The good news is that techniques for sidestepping the Medicare surcharge are very similar to traditional tax minimization methods. Besides keeping a keen eye on the income brackets, which will adjust every year after 2020 for inflation, being able to control your sources of income is critical. We believe the easiest way to do that is having access to enough tax-free income, like from a Roth IRA.

When you can create an income stream from both taxed and tax-free sources it can help maintain your standard of living while keeping you below some of the thresholds we mentioned earlier. The two most common methods of building up a Roth account are through funding a Roth IRA, or Roth 401(k),
throughout your working years or to convert traditional IRA funds to a Roth IRA. Since initiating a Roth
conversion increases your taxable income in that year spreading it out may make sense. This might be done by small incremental conversions over time or choosing to make larger Roth IRA conversions in years where income is abnormally low, or tax deductions are abnormally high.

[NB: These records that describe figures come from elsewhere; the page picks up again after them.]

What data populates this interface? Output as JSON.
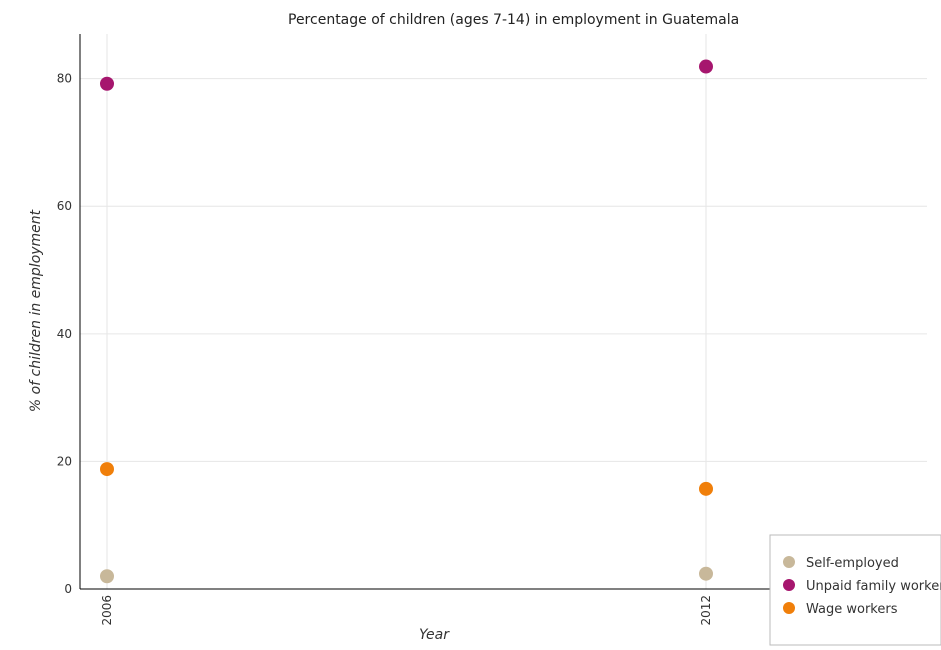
{
  "chart_data": {
    "type": "scatter",
    "title": "Percentage of children (ages 7-14) in employment in Guatemala",
    "xlabel": "Year",
    "ylabel": "% of children in employment",
    "categories": [
      "2006",
      "2012"
    ],
    "ylim": [
      0,
      87
    ],
    "yticks": [
      "0",
      "20",
      "40",
      "60",
      "80"
    ],
    "grid": true,
    "legend_position": "bottom-right",
    "series": [
      {
        "name": "Self-employed",
        "color": "#c8b89a",
        "values": [
          2.0,
          2.4
        ]
      },
      {
        "name": "Unpaid family workers",
        "color": "#a6166e",
        "values": [
          79.2,
          81.9
        ]
      },
      {
        "name": "Wage workers",
        "color": "#f07f0a",
        "values": [
          18.8,
          15.7
        ]
      }
    ]
  }
}
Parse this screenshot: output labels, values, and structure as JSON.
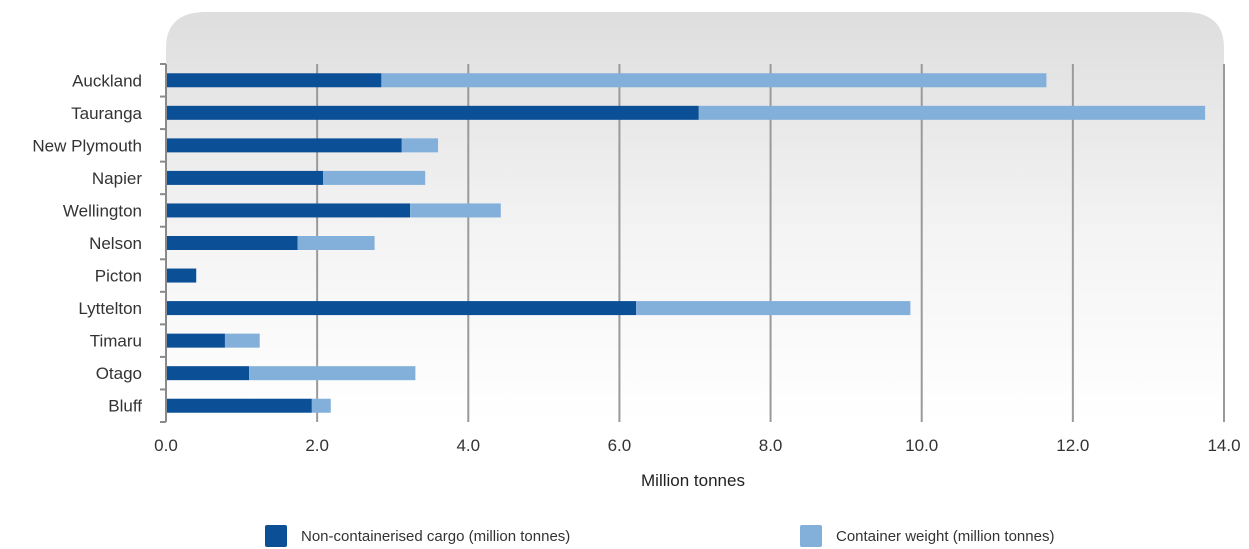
{
  "chart_data": {
    "type": "bar",
    "orientation": "horizontal",
    "stacked": true,
    "categories": [
      "Auckland",
      "Tauranga",
      "New Plymouth",
      "Napier",
      "Wellington",
      "Nelson",
      "Picton",
      "Lyttelton",
      "Timaru",
      "Otago",
      "Bluff"
    ],
    "series": [
      {
        "name": "Non-containerised cargo (million tonnes)",
        "color": "#0b4f96",
        "values": [
          2.85,
          7.05,
          3.12,
          2.08,
          3.23,
          1.74,
          0.4,
          6.22,
          0.78,
          1.1,
          1.93
        ]
      },
      {
        "name": "Container weight (million tonnes)",
        "color": "#82b0da",
        "values": [
          8.8,
          6.7,
          0.48,
          1.35,
          1.2,
          1.02,
          0.0,
          3.63,
          0.46,
          2.2,
          0.25
        ]
      }
    ],
    "xlim": [
      0,
      14
    ],
    "xticks": [
      "0.0",
      "2.0",
      "4.0",
      "6.0",
      "8.0",
      "10.0",
      "12.0",
      "14.0"
    ],
    "xlabel": "Million tonnes",
    "ylabel": "",
    "title": "",
    "grid": "vertical",
    "legend_position": "bottom"
  }
}
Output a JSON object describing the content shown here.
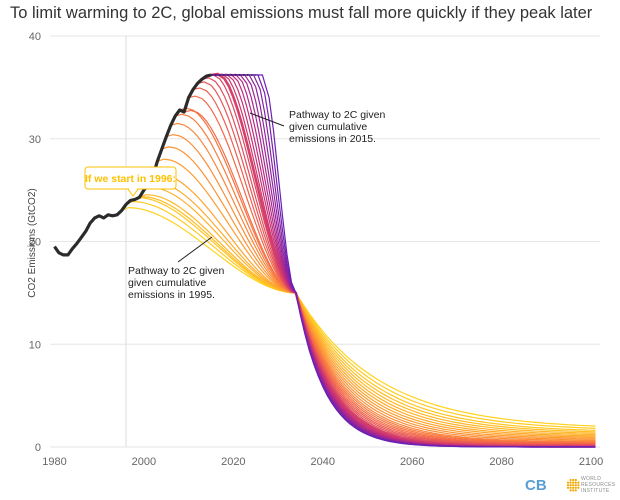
{
  "title": "To limit warming to 2C, global emissions must fall more quickly if they peak later",
  "colors": {
    "historical": "#2b2b2b",
    "pathway_early": "#ffd21f",
    "pathway_late": "#6a1fb5",
    "callout": "#ffc000",
    "grid": "#e6e6e6"
  },
  "chart_data": {
    "type": "line",
    "title": "To limit warming to 2C, global emissions must fall more quickly if they peak later",
    "xlabel": "",
    "ylabel": "CO2 Emissions (GtCO2)",
    "xlim": [
      1979,
      2102
    ],
    "ylim": [
      0,
      40
    ],
    "x_ticks": [
      "1980",
      "2000",
      "2020",
      "2040",
      "2060",
      "2080",
      "2100"
    ],
    "y_ticks": [
      "0",
      "10",
      "20",
      "30",
      "40"
    ],
    "grid": "horizontal",
    "historical": {
      "x": [
        1980,
        1981,
        1982,
        1983,
        1984,
        1985,
        1986,
        1987,
        1988,
        1989,
        1990,
        1991,
        1992,
        1993,
        1994,
        1995,
        1996,
        1997,
        1998,
        1999,
        2000,
        2001,
        2002,
        2003,
        2004,
        2005,
        2006,
        2007,
        2008,
        2009,
        2010,
        2011,
        2012,
        2013,
        2014,
        2015
      ],
      "y": [
        19.5,
        18.9,
        18.7,
        18.7,
        19.3,
        19.8,
        20.4,
        21.0,
        21.8,
        22.3,
        22.5,
        22.3,
        22.6,
        22.5,
        22.6,
        23.0,
        23.6,
        24.0,
        24.1,
        24.3,
        25.0,
        25.5,
        26.3,
        27.8,
        29.0,
        30.2,
        31.3,
        32.2,
        32.8,
        32.6,
        34.0,
        34.8,
        35.4,
        35.8,
        36.1,
        36.2
      ]
    },
    "pathways": {
      "start_years": [
        1995,
        1996,
        1997,
        1998,
        1999,
        2000,
        2001,
        2002,
        2003,
        2004,
        2005,
        2006,
        2007,
        2008,
        2009,
        2010,
        2011,
        2012,
        2013,
        2014,
        2015,
        2016,
        2017,
        2018,
        2019,
        2020,
        2021,
        2022,
        2023,
        2024,
        2025
      ],
      "peak_values": [
        23.0,
        23.6,
        24.0,
        24.1,
        24.3,
        25.0,
        25.5,
        26.3,
        27.8,
        29.0,
        30.2,
        31.3,
        32.2,
        32.8,
        32.6,
        34.0,
        34.8,
        35.4,
        35.8,
        36.1,
        36.2,
        36.2,
        36.2,
        36.2,
        36.2,
        36.2,
        36.2,
        36.2,
        36.2,
        36.2,
        36.2
      ],
      "crossing_point": {
        "x": 2034,
        "y": 15
      },
      "end_values_2100": [
        1.7,
        1.55,
        1.4,
        1.3,
        1.2,
        1.1,
        1.0,
        0.9,
        0.8,
        0.7,
        0.6,
        0.5,
        0.45,
        0.4,
        0.35,
        0.3,
        0.25,
        0.2,
        0.15,
        0.1,
        0.05,
        0.04,
        0.03,
        0.02,
        0.02,
        0.01,
        0.01,
        0.01,
        0.0,
        0.0,
        0.0
      ]
    },
    "annotations": [
      {
        "text": [
          "Pathway to 2C given",
          "given cumulative",
          "emissions in 2015."
        ]
      },
      {
        "text": [
          "Pathway to 2C given",
          "given cumulative",
          "emissions in 1995."
        ]
      },
      {
        "text": "If we start in 1996:"
      }
    ]
  },
  "logos": {
    "left": "CB",
    "right": [
      "WORLD",
      "RESOURCES",
      "INSTITUTE"
    ]
  }
}
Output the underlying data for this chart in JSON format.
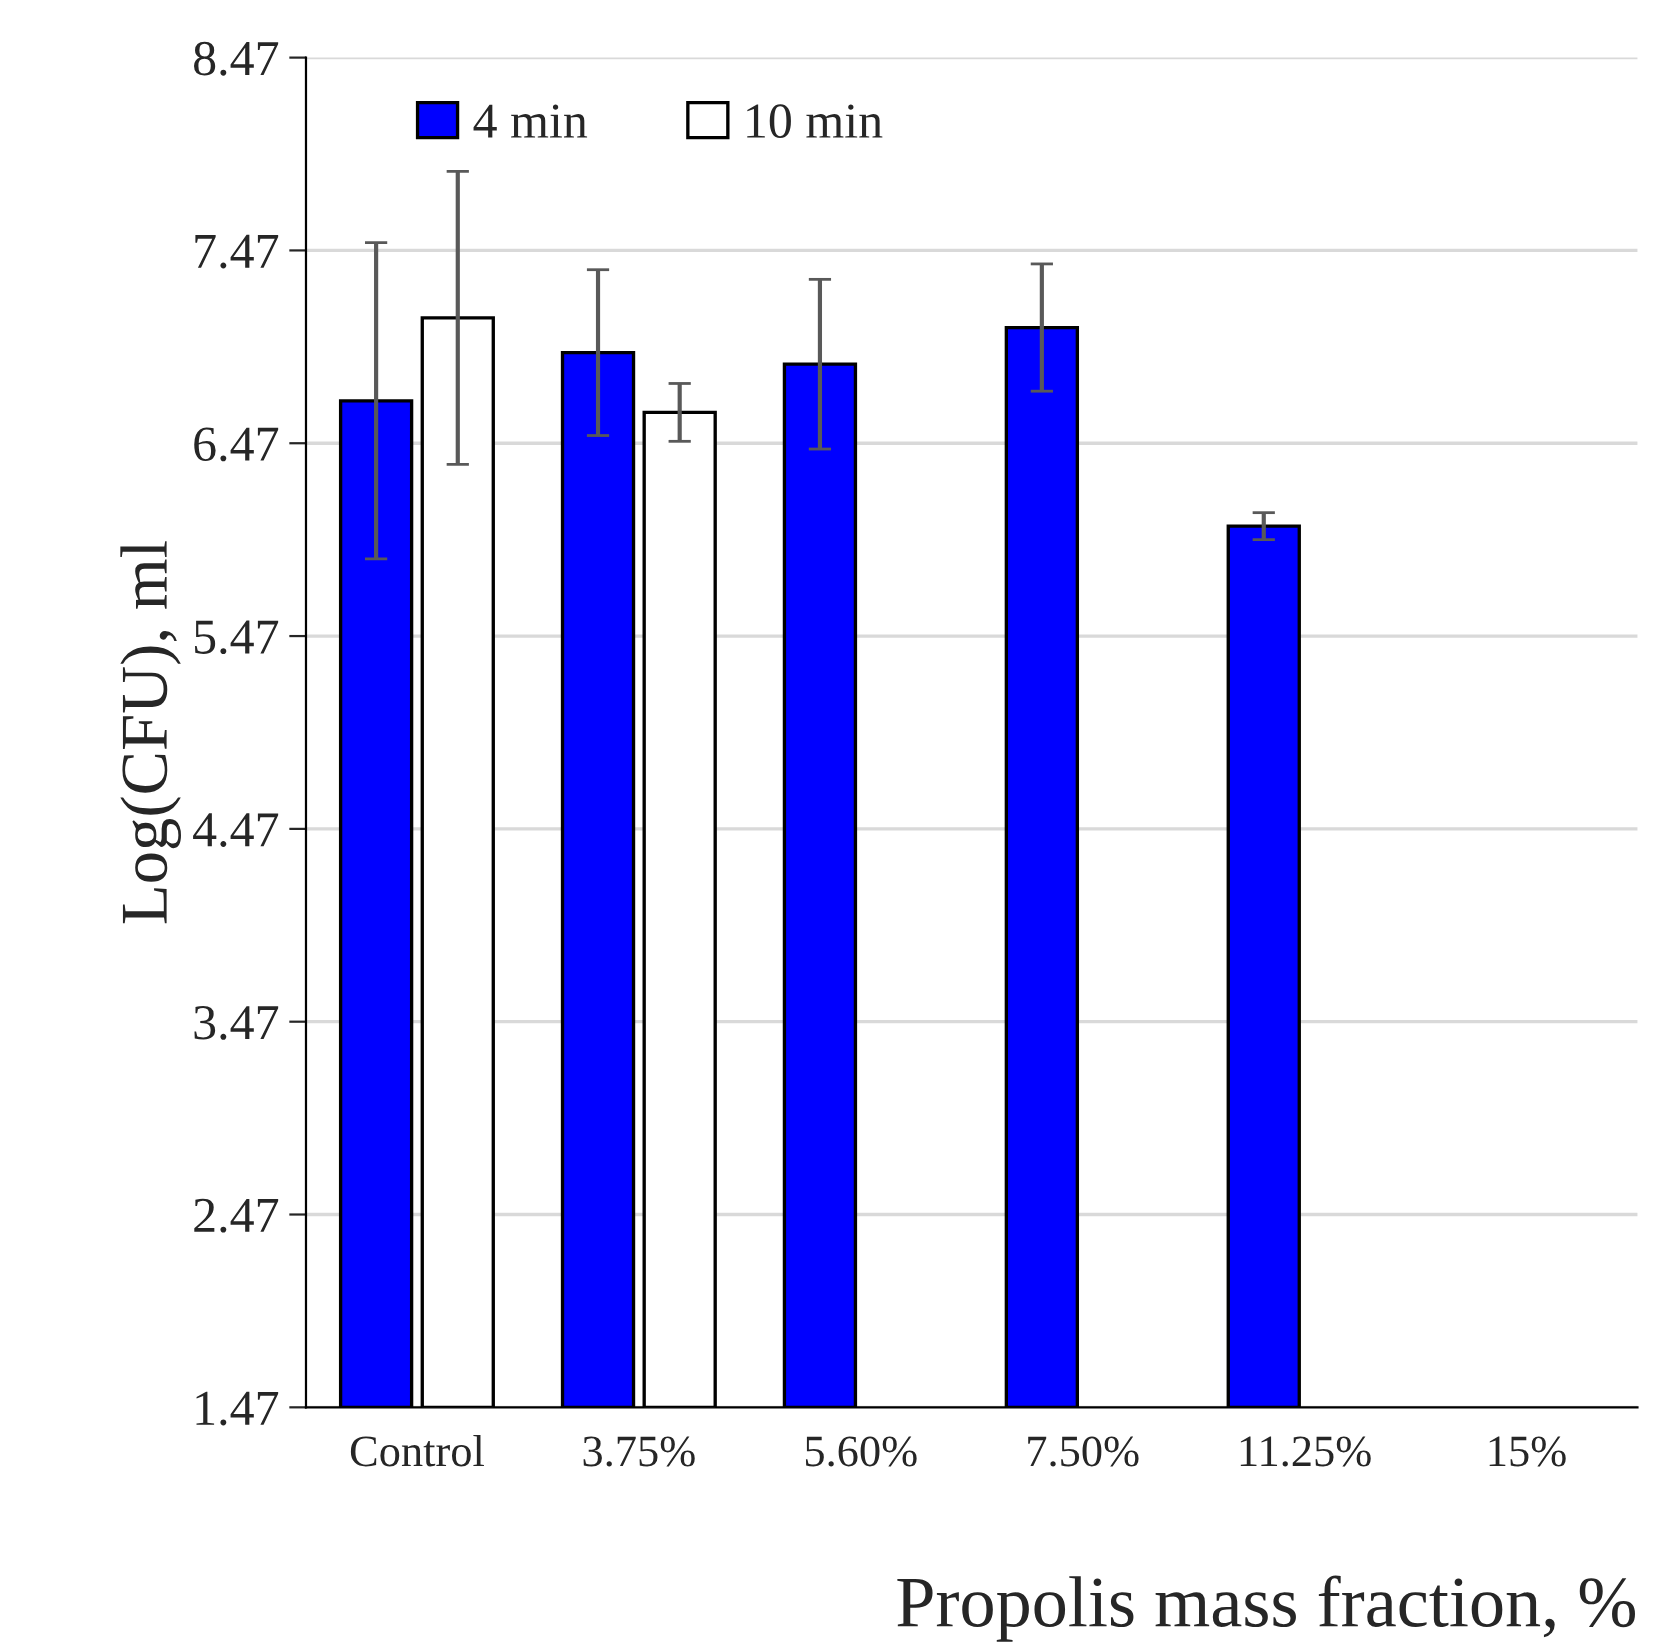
{
  "chart_data": {
    "type": "bar",
    "xlabel": "Propolis mass fraction, %",
    "ylabel": "Log(CFU), ml",
    "categories": [
      "Control",
      "3.75%",
      "5.60%",
      "7.50%",
      "11.25%",
      "15%"
    ],
    "series": [
      {
        "name": "4 min",
        "color": "#0000ff",
        "values": [
          6.69,
          6.94,
          6.88,
          7.07,
          6.04,
          null
        ],
        "errors": [
          0.82,
          0.43,
          0.44,
          0.33,
          0.07,
          null
        ]
      },
      {
        "name": "10 min",
        "color": "#ffffff",
        "values": [
          7.12,
          6.63,
          null,
          null,
          null,
          null
        ],
        "errors": [
          0.76,
          0.15,
          null,
          null,
          null,
          null
        ]
      }
    ],
    "ylim": [
      1.47,
      8.47
    ],
    "yticks": [
      1.47,
      2.47,
      3.47,
      4.47,
      5.47,
      6.47,
      7.47,
      8.47
    ],
    "grid": "y",
    "legend": "top left"
  }
}
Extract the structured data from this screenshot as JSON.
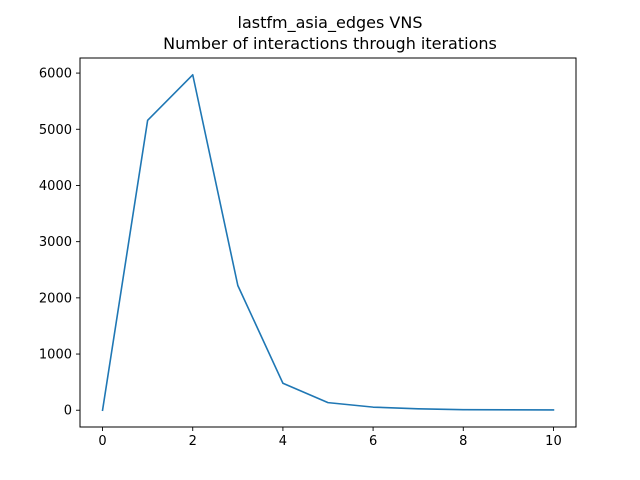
{
  "chart_data": {
    "type": "line",
    "title_lines": [
      "lastfm_asia_edges VNS",
      "Number of interactions through iterations"
    ],
    "xlabel": "",
    "ylabel": "",
    "x": [
      0,
      1,
      2,
      3,
      4,
      5,
      6,
      7,
      8,
      9,
      10
    ],
    "series": [
      {
        "values": [
          0,
          5160,
          5970,
          2220,
          480,
          135,
          55,
          25,
          10,
          8,
          5
        ],
        "color": "#1f77b4"
      }
    ],
    "xlim": [
      -0.5,
      10.5
    ],
    "ylim": [
      -298.5,
      6268.5
    ],
    "x_ticks": [
      0,
      2,
      4,
      6,
      8,
      10
    ],
    "x_tick_labels": [
      "0",
      "2",
      "4",
      "6",
      "8",
      "10"
    ],
    "y_ticks": [
      0,
      1000,
      2000,
      3000,
      4000,
      5000,
      6000
    ],
    "y_tick_labels": [
      "0",
      "1000",
      "2000",
      "3000",
      "4000",
      "5000",
      "6000"
    ],
    "grid": false,
    "legend": "none"
  }
}
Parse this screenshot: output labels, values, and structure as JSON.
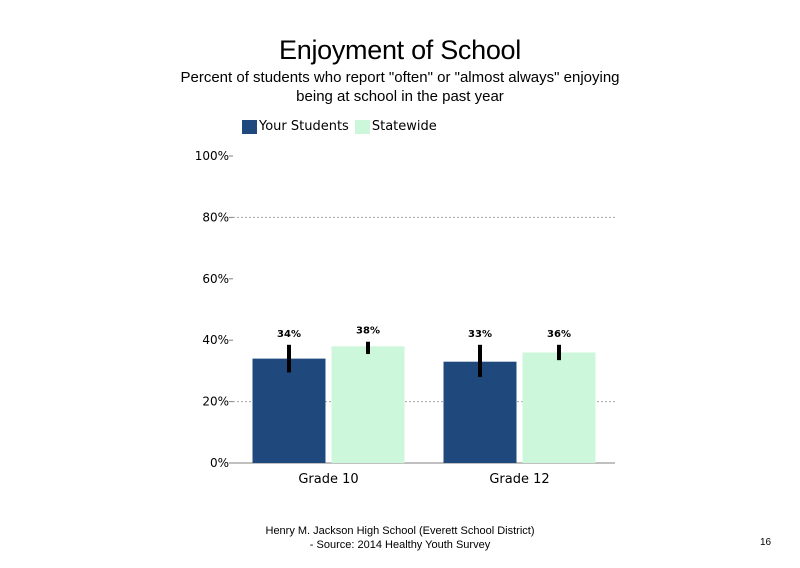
{
  "chart_data": {
    "type": "bar",
    "title": "Enjoyment of School",
    "subtitle_lines": [
      "Percent of students  who report \"often\" or \"almost always\" enjoying",
      "being at school in the past year"
    ],
    "categories": [
      "Grade 10",
      "Grade 12"
    ],
    "series": [
      {
        "name": "Your Students",
        "color": "#1f497d",
        "values": [
          34,
          33
        ],
        "labels": [
          "34%",
          "33%"
        ],
        "error_low": [
          29.5,
          28
        ],
        "error_high": [
          38.5,
          38.5
        ]
      },
      {
        "name": "Statewide",
        "color": "#ccf7da",
        "values": [
          38,
          36
        ],
        "labels": [
          "38%",
          "36%"
        ],
        "error_low": [
          35.5,
          33.5
        ],
        "error_high": [
          39.5,
          38.5
        ]
      }
    ],
    "ylim": [
      0,
      100
    ],
    "yticks": [
      0,
      20,
      40,
      60,
      80,
      100
    ],
    "ytick_labels": [
      "0%",
      "20%",
      "40%",
      "60%",
      "80%",
      "100%"
    ],
    "gridlines": [
      20,
      80
    ],
    "legend_position": "top-left"
  },
  "footer": {
    "line1": "Henry M.  Jackson High  School (Everett School District)",
    "line2": "- Source: 2014 Healthy  Youth Survey"
  },
  "page_number": "16"
}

For those who have very large looming Required Minimum Distributions, doing Roth conversions also
helps to lower that future requirement and provides more control over their income sources. We feel
this may be a powerful strategy when carefully planned. If you are lucky enough to not need to spend all or part of your RMD for living expenses you could consider a Qualified Charitable Distribution. A
qualified charitable distribution is an otherwise taxable distribution from an IRA owned by someone over age 70½ that is paid directly from the IRA to a qualified charity. By paying all or part of the RMD amount directly to a charity it is not counted as taxable income to you and therefore not subject to IRMAA calculations.

Finally, since your income calculated for IRMAA follows a two-year look back, you may no longer be at
the same income levels today that you were then. Thankfully the Social Security Administration has a
form (#SSA-44) where you can report a life changing event (like death of a spouse, work stoppage, or
divorce) that caused your income to decrease so you can avoid the additional cost. While IRMAA only impacts a small percentage of Medicare recipients, it is any easy expense to slip through the cracks unnoticed. With early and careful planning many of those affected can help mitigate the impact it has on their retirement budget.